Traditionally, data migration involved extracting, transforming, and loading data from relational databases to the central enterprise data warehouse where it could be put to use in applications.
The warehouse would hold millions of sales, purchase, and invoice records, and would be considered as the primary, single source of truth for the organization.
But times have changed.
Today companies don’t just have a million records of bills and invoices. They have billions of interactional data. They don’t just have customer IDs, email addresses, or phone numbers. They have meta-data; device logins, website sessions, cookies, image attributes, and so on. Companies are investing billions in big data projects, hoping data will turn into money.
With grand ambitions such as big data, AI, and ML, the reliance on traditional data warehouses is diminishing. According to an article published in CIO, in 2018, nearly 96% of companies invested in some form of cloud migration.
Estimated at just 24.65 billion in 2010, it has already surpassed the 100 Billion mark and looking to reach 150 Billion by the end of 2020.
– TechJury
Cloud migration, while just a buzzword in the early 2000s, quickly became mainstream as companies began dabbling in complex data that terabyte-sized enterprise data warehouses were no longer equipped to hold. ETL became a cumbersome process with its limitations in handling complex data. This gave rise to powerful data preparation solutions like DataMatch Enterprise, which allowed business users to integrate data from third-party sources, clean, prepare, dedupe, and standardize records, overcoming ETL challenges.
Challenges with ETL
A typical ETL system is effective when data is structured, batch-oriented, and has been regularly updated. However, with time-sensitive streaming data, ETL systems tend to falter unless the system is tweaked through custom programming.

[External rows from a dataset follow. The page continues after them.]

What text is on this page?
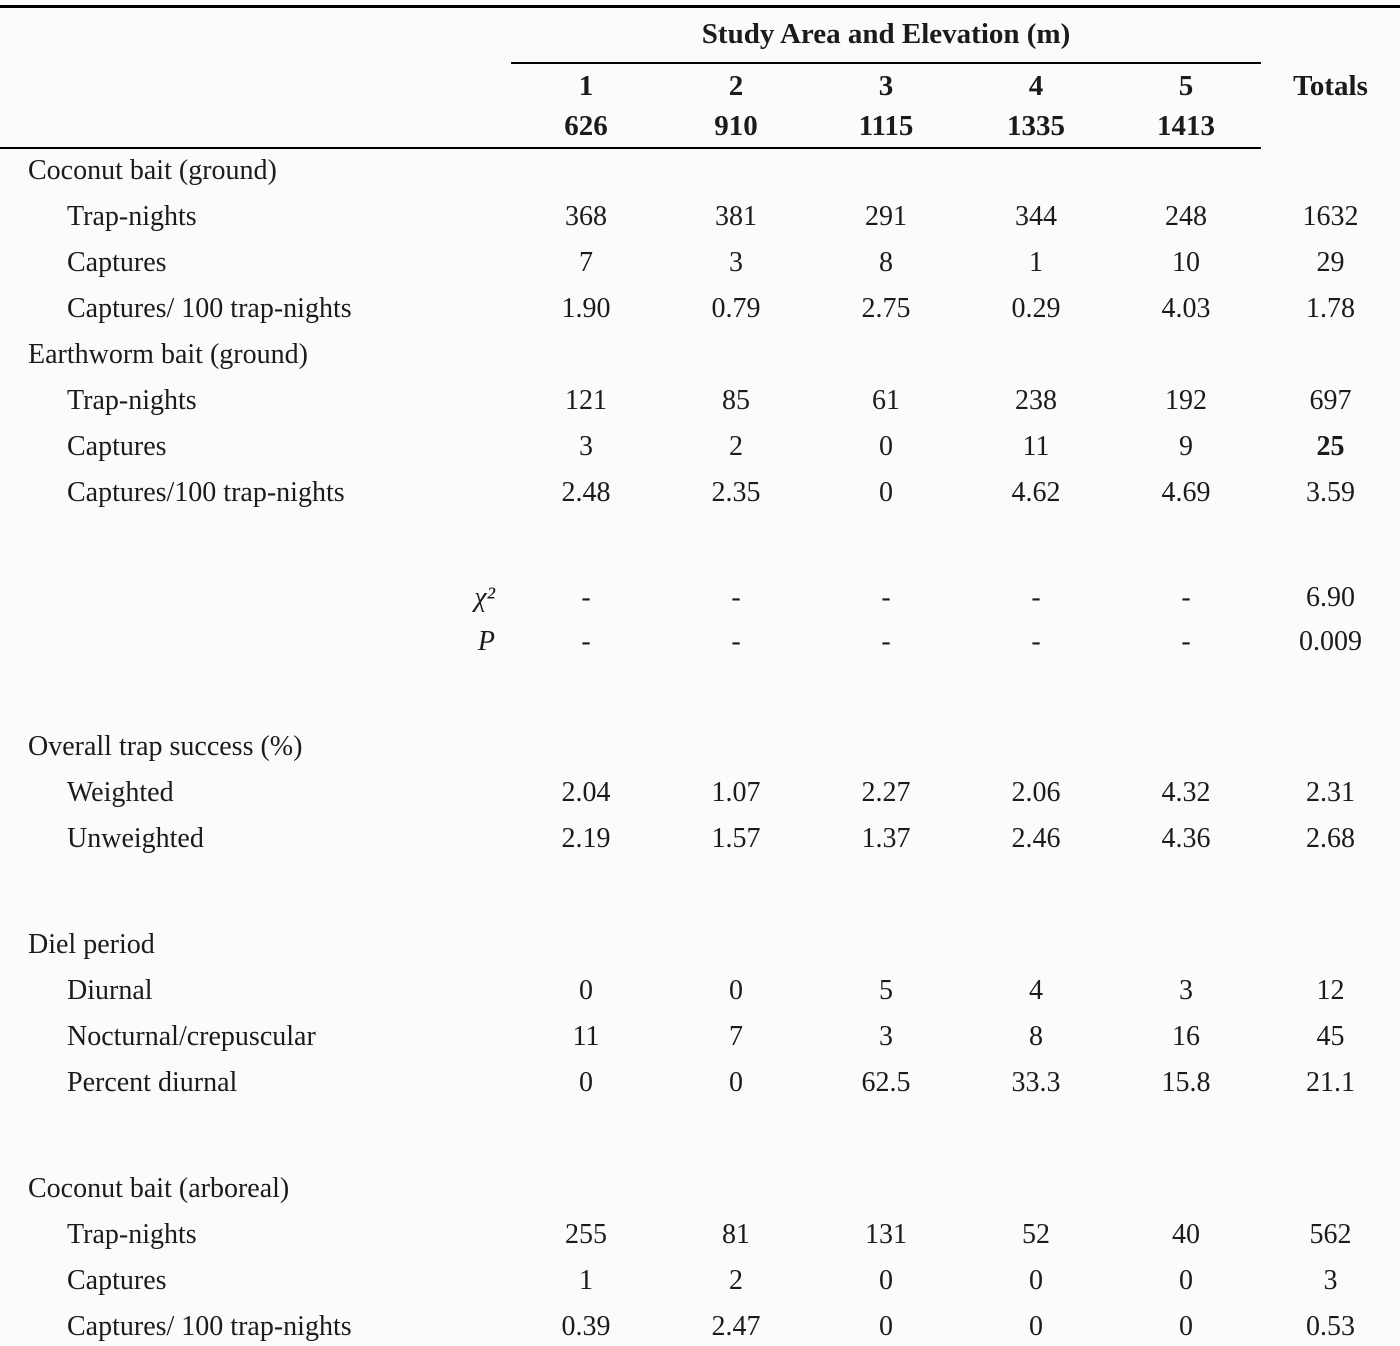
	Study Area and Elevation (m)					
	1	2	3	4	5	Totals
	626	910	1115	1335	1413	
Coconut bait (ground)						
Trap-nights	368	381	291	344	248	1632
Captures	7	3	8	1	10	29
Captures/ 100 trap-nights	1.90	0.79	2.75	0.29	4.03	1.78
Earthworm bait (ground)						
Trap-nights	121	85	61	238	192	697
Captures	3	2	0	11	9	25
Captures/100 trap-nights	2.48	2.35	0	4.62	4.69	3.59

χ²	-	-	-	-	-	6.90
P	-	-	-	-	-	0.009

Overall trap success (%)						
Weighted	2.04	1.07	2.27	2.06	4.32	2.31
Unweighted	2.19	1.57	1.37	2.46	4.36	2.68

Diel period						
Diurnal	0	0	5	4	3	12
Nocturnal/crepuscular	11	7	3	8	16	45
Percent diurnal	0	0	62.5	33.3	15.8	21.1

Coconut bait (arboreal)						
Trap-nights	255	81	131	52	40	562
Captures	1	2	0	0	0	3
Captures/ 100 trap-nights	0.39	2.47	0	0	0	0.53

Even then, an ETL system in a real-time environment will be challenged with the requirements of low latency and high availability.

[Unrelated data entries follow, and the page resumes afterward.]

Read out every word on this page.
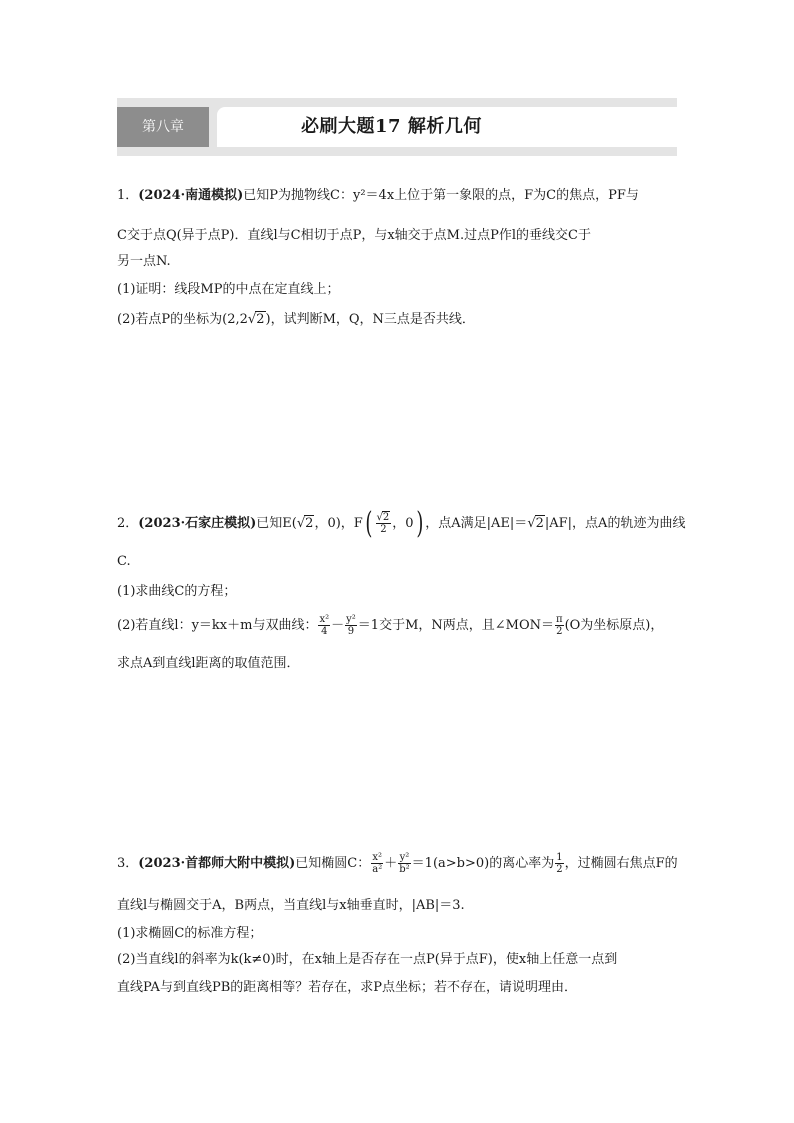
第八章	必刷大题17 解析几何
1．(2024·南通模拟)已知P为抛物线C：y²＝4x上位于第一象限的点，F为C的焦点，PF与
C交于点Q(异于点P)．直线l与C相切于点P，与x轴交于点M.过点P作l的垂线交C于
另一点N.
(1)证明：线段MP的中点在定直线上；
(2)若点P的坐标为(2,2√2)，试判断M，Q，N三点是否共线．
2．(2023·石家庄模拟)已知E(√2，0)，$F( \frac{√2}{2}$ ，0) ，点A满足|AE|＝√2|AF|，点A的轨迹为曲线
C.
(1)求曲线C的方程；
(2)若直线l：y＝kx＋m与双曲线： $\frac{\text{x²}}{4} - \frac{\text{y²}}{9} =1$交于M，N两点，且∠MON＝ $\frac{\pi}{2} (O$为坐标原点)，
求点A到直线l距离的取值范围．
3．(2023·首都师大附中模拟)已知椭圆C： $\frac{\text{x²}}{\text{a²}} + \frac{\text{y²}}{\text{b²}} =1(a>b>0)$的离心率为 $\frac{1}{2}$ ，过椭圆右焦点F的
直线l与椭圆交于A，B两点，当直线l与x轴垂直时，|AB|＝3.
(1)求椭圆C的标准方程；
(2)当直线l的斜率为k(k≠0)时，在x轴上是否存在一点P(异于点F)，使x轴上任意一点到
直线PA与到直线PB的距离相等？若存在，求P点坐标；若不存在，请说明理由．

The following image depicts the ETL process. As can be noted, ETL does not cater to the intricate nature of modern data. For instance, users cannot cross-match data or enrich data. They cannot weed out deeply embedded duplicates which in the context of modern data is a serious issue.
Extract
Load
Transform
Analyze
The ETL process itself became increasingly complex, especially since data formats expanded and multiple scripts, and APIs were required against each format to parse data. This implied that if compatible APIs or drivers were not available, ETL specialists had to specifically code an ETL process – a tedious task considering a data source from an average company would have millions of rows of data.
Although there are many commercially available ETL tools in the marketplace, capable of handling complex data and overcoming ETL challenges, they still need a significant learning curve and additional process implementation to make data usable.
Data Preparation as the First Step to a Cloud Migration
Data preparation – the process of collecting, gathering, cleaning, and organizing data for use replaces the restrictions of ETL. As companies adopt agile data management practices and move into flexible, centralized storage structures, data preparation comes as a much-needed reprieve to ETL.
That said, data preparation is still widely mistaken as a mere data cleansing activity. When companies say they are preparing their data, the max they do is extract data and load it to the cloud. They seldom spend time evaluating the quality of their data. Moreover, they fail to assess the value of their records and are in the dark when it comes to understanding their data.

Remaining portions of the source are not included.